John McLaughlin Scowls at Your Cosmology
[I woke up early this morning (9 a.m., which is early for me, especially on a Saturday...don't judge me) to meet some friends for "brunch" in the city. I had a tuna melt at this diner on Sullivan St. (it looked more like a bistro) and it was fantastic. But prior to the tuna melt, I had a bit of mind melt watching an old episode of John McLaughlin's One on One on PBS. He was interviewing Nancy Ellen Abrams and Joel Primack, two cosmologists who'd written the book "The View from the Center of the Universe." They were talking about big shit, man, y'know, the UNIVERSE and shit. All crazy dark matter and GRAVITY--usually when I think about that stuff, my mind falls into a hole for a few hours and passes out. It's too heavy. Mr. McLaughlin is truth, though, and he doesn't care about your fancy learnings. If you're going to face off with him, you'd better fucking bring it.
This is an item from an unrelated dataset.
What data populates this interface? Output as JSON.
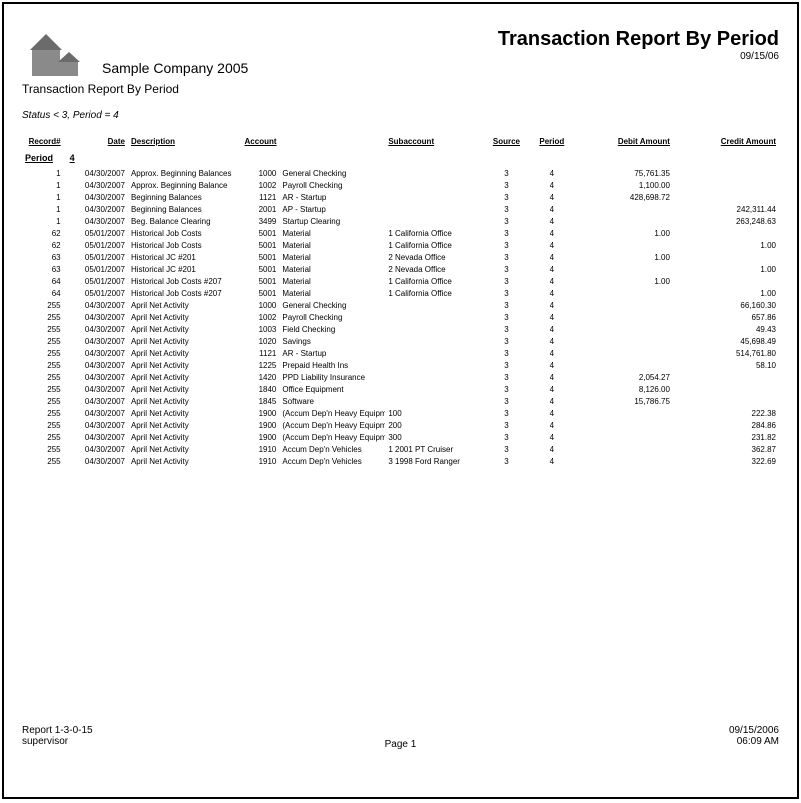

This is an excerpt from the transcript.]
MR. MCLAUGHLIN: This is what you say on one page of your books: "The universe in common speech is a basket term. It's just a container for everything else, but the universe of modern cosmology" -- that's what you are, cosmologists. You're also an astrophysicist.
MR. PRIMACK: Sure.
MR. MCLAUGHLIN: So you know all about the quantum theory, et cetera?
MR. PRIMACK: Yes.
MR. MCLAUGHLIN: "But the universe of modern cosmology is not just a container, it's a dynamic evolving being. Its initial explosive expansion slowed down as it made most galaxies and stars, but about 5 billion years ago it began expanding faster and faster. The universe exists in different ways on every size scale from the largest to the smallest and all times are within it." And it's increasing in size at massive speed, correct?
MR. PRIMACK: Correct.
MR. MCLAUGHLIN: Now, are you saying here that the universe is somehow divine?
MR. PRIMACK: No.
MR. MCLAUGHLIN: Is the universe God?
MR. PRIMACK: No.
MR. MCLAUGHLIN: You're not saying that?
MR. PRIMACK: No.
MR. MCLAUGHLIN: But it's living.
MR. PRIMACK: Living is a complicated word.
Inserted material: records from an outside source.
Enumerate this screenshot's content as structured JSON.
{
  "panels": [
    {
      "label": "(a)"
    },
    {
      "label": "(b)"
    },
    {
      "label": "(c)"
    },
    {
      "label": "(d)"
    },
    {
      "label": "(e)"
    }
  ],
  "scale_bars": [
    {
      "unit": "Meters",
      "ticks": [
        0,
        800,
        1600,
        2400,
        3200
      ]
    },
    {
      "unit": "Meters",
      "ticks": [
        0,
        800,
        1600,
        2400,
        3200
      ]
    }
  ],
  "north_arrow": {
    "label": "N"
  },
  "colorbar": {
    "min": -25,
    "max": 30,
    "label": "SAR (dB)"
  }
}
MS. ABRAMS: It contains life. It is the source of all life.
MR. MCLAUGHLIN: And we are inside it.
MS. ABRAMS: And we are inside it. That's right.
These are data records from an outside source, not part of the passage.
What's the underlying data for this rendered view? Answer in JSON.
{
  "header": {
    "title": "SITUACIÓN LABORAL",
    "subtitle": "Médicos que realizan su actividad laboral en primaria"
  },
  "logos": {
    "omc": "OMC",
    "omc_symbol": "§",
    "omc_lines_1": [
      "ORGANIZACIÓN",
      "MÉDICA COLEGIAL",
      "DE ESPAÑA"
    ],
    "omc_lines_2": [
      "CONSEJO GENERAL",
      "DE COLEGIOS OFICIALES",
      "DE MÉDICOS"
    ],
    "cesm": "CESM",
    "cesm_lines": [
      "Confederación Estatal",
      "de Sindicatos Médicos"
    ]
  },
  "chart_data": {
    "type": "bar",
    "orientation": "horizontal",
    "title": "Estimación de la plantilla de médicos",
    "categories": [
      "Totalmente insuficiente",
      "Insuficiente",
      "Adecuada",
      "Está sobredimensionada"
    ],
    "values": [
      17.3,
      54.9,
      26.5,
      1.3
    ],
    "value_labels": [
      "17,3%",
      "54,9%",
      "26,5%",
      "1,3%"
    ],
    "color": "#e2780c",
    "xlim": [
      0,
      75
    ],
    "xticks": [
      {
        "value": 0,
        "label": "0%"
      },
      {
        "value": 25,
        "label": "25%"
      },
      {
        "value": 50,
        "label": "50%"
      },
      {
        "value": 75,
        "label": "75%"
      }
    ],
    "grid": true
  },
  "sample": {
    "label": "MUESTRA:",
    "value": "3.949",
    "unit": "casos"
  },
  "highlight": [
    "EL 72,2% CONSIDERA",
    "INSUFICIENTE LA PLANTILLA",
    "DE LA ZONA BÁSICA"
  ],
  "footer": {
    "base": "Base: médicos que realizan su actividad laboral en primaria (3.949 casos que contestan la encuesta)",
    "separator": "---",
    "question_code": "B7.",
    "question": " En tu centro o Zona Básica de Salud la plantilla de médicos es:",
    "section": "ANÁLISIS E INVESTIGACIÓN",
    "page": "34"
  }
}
MR. PRIMACK: But the universe --
MS. ABRAMS: But we are the universe. You see, the universe isn't something out there in the distance and we're somehow objective observers. We are the universe right here. This table is the universe. You are what the big bang is doing right there in your chair right now. We're all part of it.
MR. MCLAUGHLIN: The big bang is continuing.
MS. ABRAMS: Yes, that's what the universe is. It goes on and on. Well, you can think of it that way, yes.
MR. MCLAUGHLIN: You have proof of that?
MR. PRIMACK: Well, that's a terminological issue as to whether we want to call it the big bang. But we are direct decedents of the big bang and the universe has been evolving and changing ever since then and it will continue to do that. The way the universe is now is not at all the way it was a few billion years ago. And a few billion years before that, it was still quite different.
MR. MCLAUGHLIN: So when you're teaching this in class, as you do, your first objective is to remove the idea of stasis. This is not a static situation.
MR. PRIMACK: Absolutely.
MR. MCLAUGHLIN: It's a living situation. And the universe itself is living because it's expanding.
MR. PRIMACK: And changing.
MR. MCLAUGHLIN: And changing. Thus we have volcanoes and eruptions and tectonic plates and so forth.
MS. ABRAMS: On Earth.
MR. PRIMACK: The Earth is a living planet. It's in a living universe. It's in a universe that's constantly changing, evolving. It's a dynamic universe.
MR. MCLAUGHLIN: Where did it come from?
MR. PRIMACK: We don't know. We have theories.
MR. MCLAUGHLIN: It's finite. It's not infinite.
MR. PRIMACK: The part that we can see is absolutely finite and we know how big it is.
MR. MCLAUGHLIN: But it's constantly evolving, which makes it sound like it's infinite. If it's infinite, then you're in theology.
MR. PRIMACK: The part that we can see is finite. What's beyond we don't know. We can make theories about it, but we don't know which theories are right yet.
MR. MCLAUGHLIN: We'll be right back.